Hearing on Planned Homes Near Crystal Cove Delayed
State officials Wednesday delayed a key hearing so they have time to examine a new Irvine Co. proposal for handling runoff that some fear threatens the pristine beach at Crystal Cove State Park.
The California Coastal Commission, meeting in Santa Monica, was due to decide if Orange County planning officials improperly approved the Irvine Co.’s plans for handling runoff from a proposed 635-home project above the park and whether the county-approved development permit violates the area’s state-approved coastal plan. The developer requested the postponement because it submitted an altered runoff diversion proposal Monday.
Commission Chairwoman Sara Wan said the delay is needed to resolve concerns about the project’s effects on erosion, water quality and wildlife habitat.
“What we want to do is get something in front of us . . . that we can move forward on,” Wan said.
The main obstacle to action on the project has been diversion of urban runoff--the fertilizers, chemicals and pollutants that are swept off streets and lawns into storm drains and eventually the ocean. Environmentalists and the U.S. Environmental Protection Agency worry that the project’s runoff would harm protected waters and reefs off Crystal Cove.
The company’s plans for the runoff from the controversial housing project between Laguna Beach and Corona del Mar have changed considerably. Originally, runoff would have flowed down Los Trancos and Muddy Canyon creeks, across the state beach and into the ocean.

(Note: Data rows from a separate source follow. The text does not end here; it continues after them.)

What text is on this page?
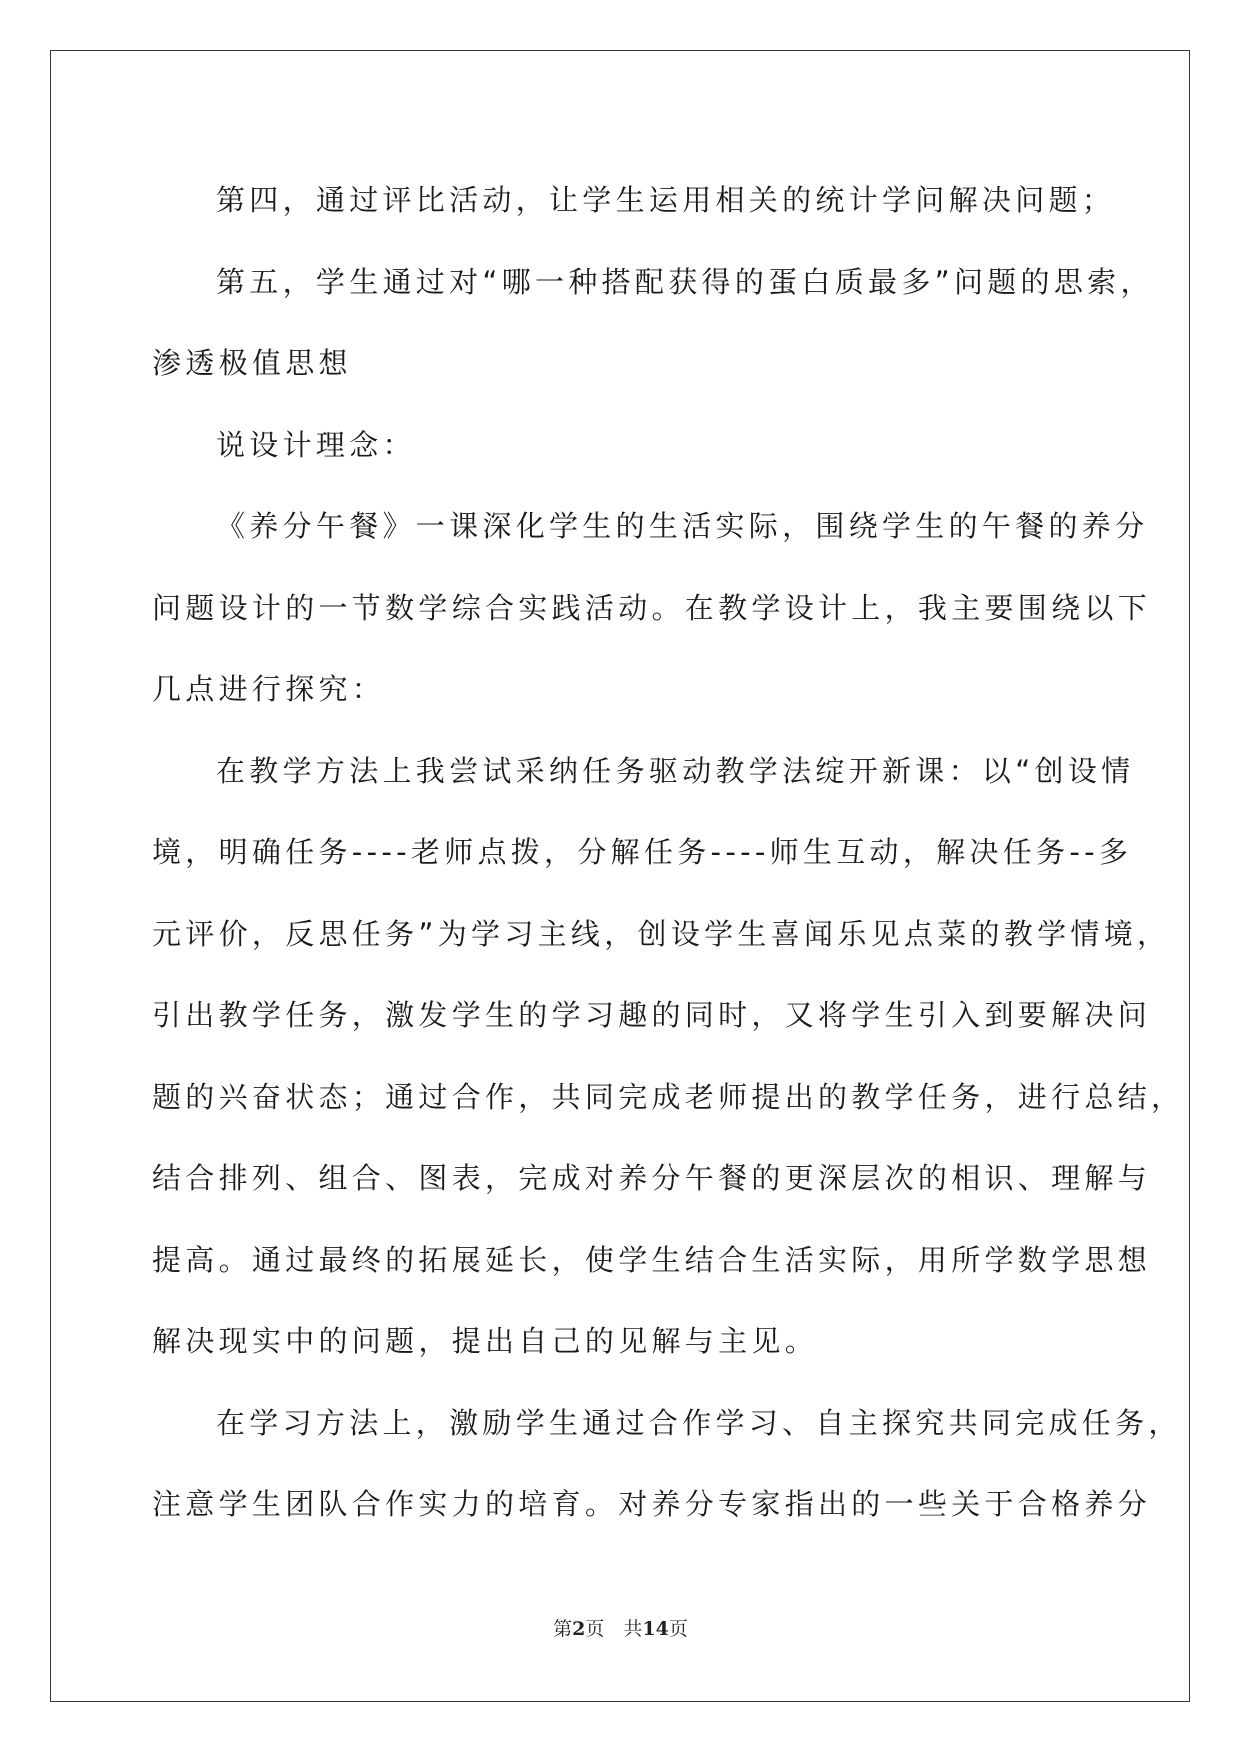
第四，通过评比活动，让学生运用相关的统计学问解决问题；
第五，学生通过对“哪一种搭配获得的蛋白质最多”问题的思索，
渗透极值思想
说设计理念：
《养分午餐》一课深化学生的生活实际，围绕学生的午餐的养分
问题设计的一节数学综合实践活动。在教学设计上，我主要围绕以下
几点进行探究：
在教学方法上我尝试采纳任务驱动教学法绽开新课：以“创设情
境，明确任务----老师点拨，分解任务----师生互动，解决任务--多
元评价，反思任务”为学习主线，创设学生喜闻乐见点菜的教学情境，
引出教学任务，激发学生的学习趣的同时，又将学生引入到要解决问
题的兴奋状态；通过合作，共同完成老师提出的教学任务，进行总结，
结合排列、组合、图表，完成对养分午餐的更深层次的相识、理解与
提高。通过最终的拓展延长，使学生结合生活实际，用所学数学思想
解决现实中的问题，提出自己的见解与主见。
在学习方法上，激励学生通过合作学习、自主探究共同完成任务，
注意学生团队合作实力的培育。对养分专家指出的一些关于合格养分
第2页　共14页
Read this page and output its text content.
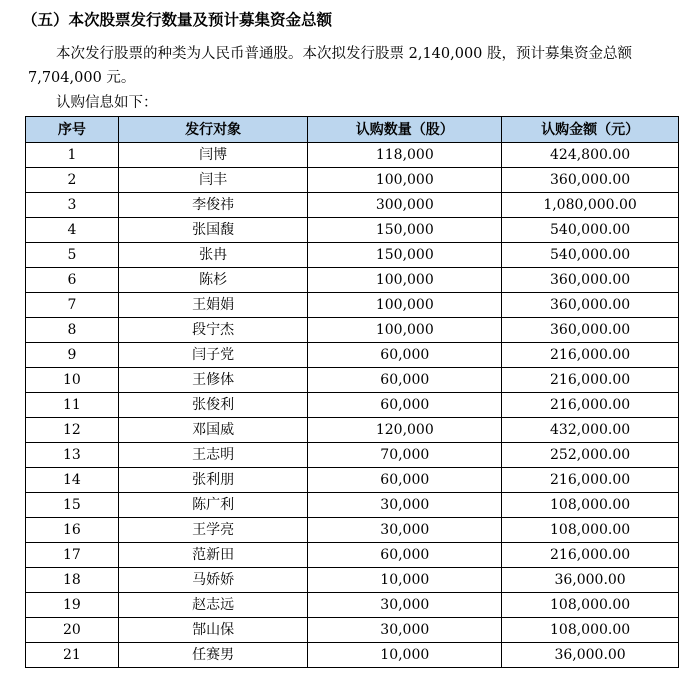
（五）本次股票发行数量及预计募集资金总额
本次发行股票的种类为人民币普通股。本次拟发行股票 2,140,000 股，预计募集资金总额 7,704,000 元。
认购信息如下：
序号	发行对象	认购数量（股）	认购金额（元）
1	闫博	118,000	424,800.00
2	闫丰	100,000	360,000.00
3	李俊祎	300,000	1,080,000.00
4	张国馥	150,000	540,000.00
5	张冉	150,000	540,000.00
6	陈杉	100,000	360,000.00
7	王娟娟	100,000	360,000.00
8	段宁杰	100,000	360,000.00
9	闫子党	60,000	216,000.00
10	王修体	60,000	216,000.00
11	张俊利	60,000	216,000.00
12	邓国威	120,000	432,000.00
13	王志明	70,000	252,000.00
14	张利朋	60,000	216,000.00
15	陈广利	30,000	108,000.00
16	王学亮	30,000	108,000.00
17	范新田	60,000	216,000.00
18	马娇娇	10,000	36,000.00
19	赵志远	30,000	108,000.00
20	郜山保	30,000	108,000.00
21	任赛男	10,000	36,000.00
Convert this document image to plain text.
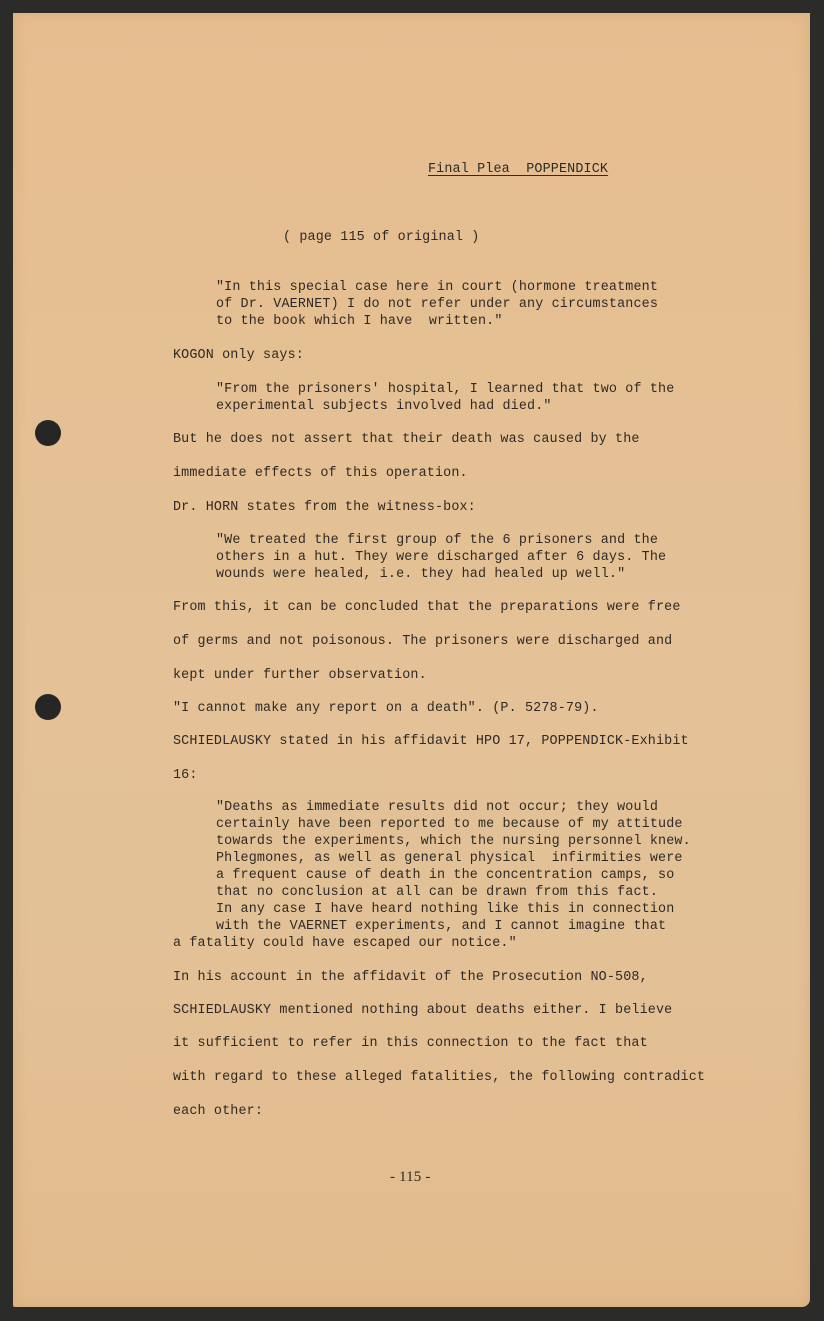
Final Plea  POPPENDICK
( page 115 of original )
"In this special case here in court (hormone treatment
of Dr. VAERNET) I do not refer under any circumstances
to the book which I have  written."
KOGON only says:
"From the prisoners' hospital, I learned that two of the
experimental subjects involved had died."
But he does not assert that their death was caused by the
immediate effects of this operation.
Dr. HORN states from the witness-box:
"We treated the first group of the 6 prisoners and the
others in a hut. They were discharged after 6 days. The
wounds were healed, i.e. they had healed up well."
From this, it can be concluded that the preparations were free
of germs and not poisonous. The prisoners were discharged and
kept under further observation.
"I cannot make any report on a death". (P. 5278-79).
SCHIEDLAUSKY stated in his affidavit HPO 17, POPPENDICK-Exhibit
16:
"Deaths as immediate results did not occur; they would
certainly have been reported to me because of my attitude
towards the experiments, which the nursing personnel knew.
Phlegmones, as well as general physical  infirmities were
a frequent cause of death in the concentration camps, so
that no conclusion at all can be drawn from this fact.
In any case I have heard nothing like this in connection
with the VAERNET experiments, and I cannot imagine that
a fatality could have escaped our notice."
In his account in the affidavit of the Prosecution NO-508,
SCHIEDLAUSKY mentioned nothing about deaths either. I believe
it sufficient to refer in this connection to the fact that
with regard to these alleged fatalities, the following contradict
each other:
- 115 -
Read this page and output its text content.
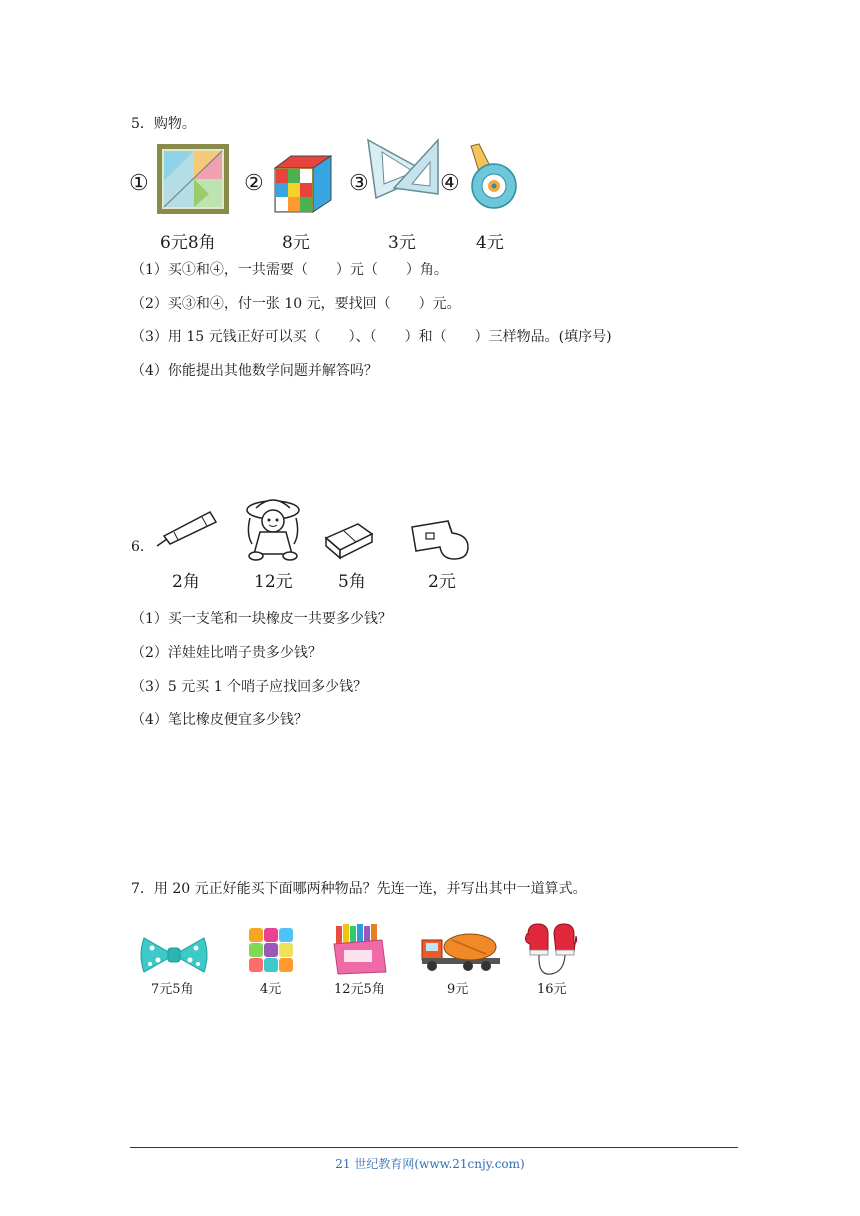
5．购物。
①
6元8角
②
8元
③
3元
④
4元
（1）买①和④，一共需要（　　）元（　　）角。
（2）买③和④，付一张 10 元，要找回（　　）元。
（3）用 15 元钱正好可以买（　　）、（　　）和（　　）三样物品。(填序号)
（4）你能提出其他数学问题并解答吗？
6．
2角	12元	5角	2元
（1）买一支笔和一块橡皮一共要多少钱？
（2）洋娃娃比哨子贵多少钱？
（3）5 元买 1 个哨子应找回多少钱？
（4）笔比橡皮便宜多少钱？
7．用 20 元正好能买下面哪两种物品？先连一连，并写出其中一道算式。
7元5角	4元	12元5角	9元	16元
21 世纪教育网(www.21cnjy.com)
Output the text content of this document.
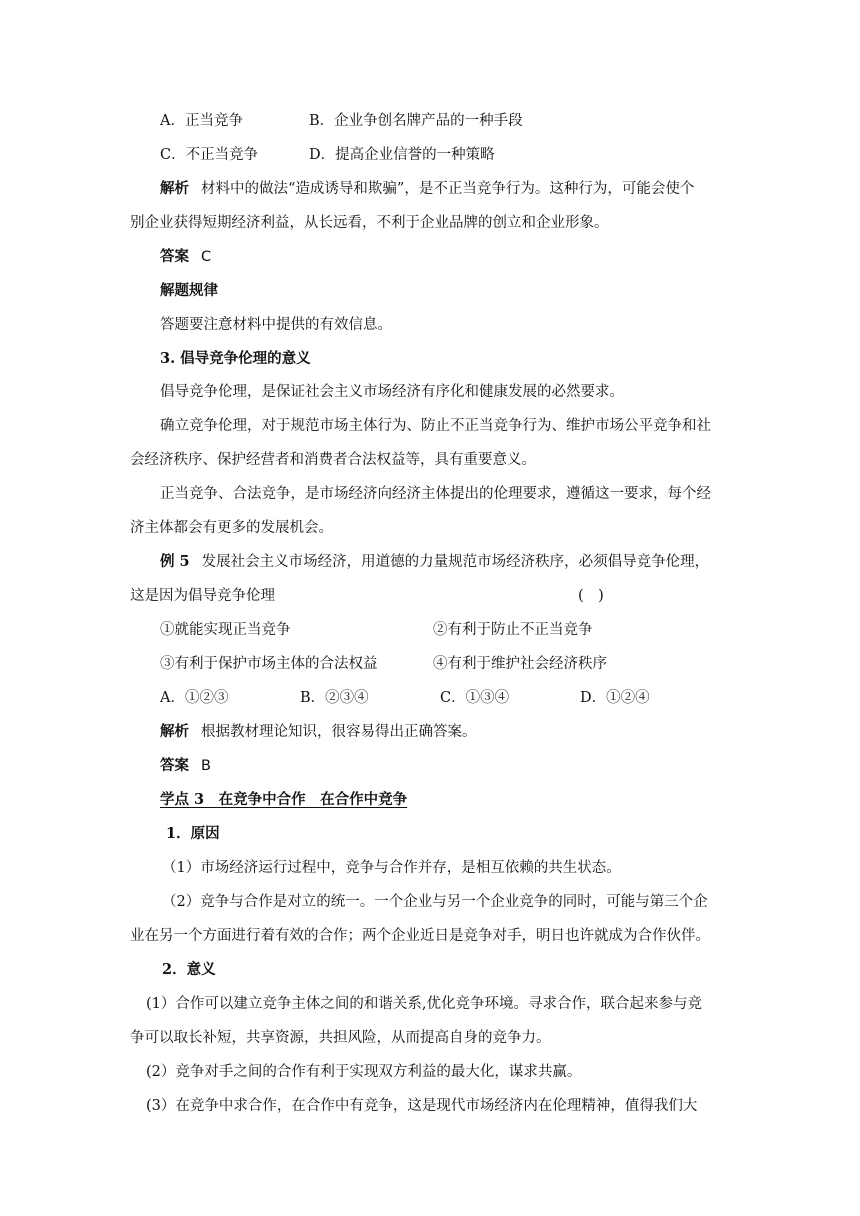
A．正当竞争	B．企业争创名牌产品的一种手段
C．不正当竞争	D．提高企业信誉的一种策略
解析 材料中的做法“造成诱导和欺骗”，是不正当竞争行为。这种行为，可能会使个
别企业获得短期经济利益，从长远看，不利于企业品牌的创立和企业形象。
答案 C
解题规律
答题要注意材料中提供的有效信息。
3. 倡导竞争伦理的意义
倡导竞争伦理，是保证社会主义市场经济有序化和健康发展的必然要求。
确立竞争伦理，对于规范市场主体行为、防止不正当竞争行为、维护市场公平竞争和社
会经济秩序、保护经营者和消费者合法权益等，具有重要意义。
正当竞争、合法竞争，是市场经济向经济主体提出的伦理要求，遵循这一要求，每个经
济主体都会有更多的发展机会。
例 5 发展社会主义市场经济，用道德的力量规范市场经济秩序，必须倡导竞争伦理，
这是因为倡导竞争伦理	(　)
①就能实现正当竞争	②有利于防止不正当竞争
③有利于保护市场主体的合法权益	④有利于维护社会经济秩序
A．①②③	B．②③④	C．①③④	D．①②④
解析 根据教材理论知识，很容易得出正确答案。
答案 B
学点 3　在竞争中合作　在合作中竞争
1．原因
（1）市场经济运行过程中，竞争与合作并存，是相互依赖的共生状态。
（2）竞争与合作是对立的统一。一个企业与另一个企业竞争的同时，可能与第三个企
业在另一个方面进行着有效的合作；两个企业近日是竞争对手，明日也许就成为合作伙伴。
2．意义
(1）合作可以建立竞争主体之间的和谐关系,优化竞争环境。寻求合作，联合起来参与竞
争可以取长补短，共享资源，共担风险，从而提高自身的竞争力。
(2）竞争对手之间的合作有利于实现双方利益的最大化，谋求共赢。
(3）在竞争中求合作，在合作中有竞争，这是现代市场经济内在伦理精神，值得我们大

About two weeks after a Coastal Commission vote in October to hold a hearing on the county permit, the Irvine Co. announced it would divert summer flows into a sewer system, place filters in catch basins, use street-cleaning vacuum machines, install detention basins to catch storm flows and add other measures.
But in December, the commission’s staff recommended denying the permit because of the placement of a detention basin in Muddy Canyon Creek, which is within a a protected environmentally sensitive habitat area. The basin would have held runoff during periods of heavy rain to prevent a rush of water from eroding the beach and polluting the ocean.
The area’s coastal plan requires that development be 50 feet away from sensitive habitat streams and that detention basins be within development areas or tributary drainages--not major streams.
In the new proposal, that basin is replaced by six others--two in the 635-home development and four on adjacent Irvine Co. land, said Carol Hoffman, an Irvine Co. vice president.
Environmentalists say the new proposal is closer to being acceptable but say they need to study it.
Garry Brown of Orange County CoastKeeper said he was pleased by the commission’s decision to seek more engineering and geological review. But he remained concerned that no analysis of the project’s overall effects has been made because regulatory approvals have been sought in stages.
The scope of the project--2,600 homes along the Newport Coast--makes developing it in phases the only practical option, Hoffman said.
The hearing is now scheduled for the commission’s April 11-14 meeting in Long Beach.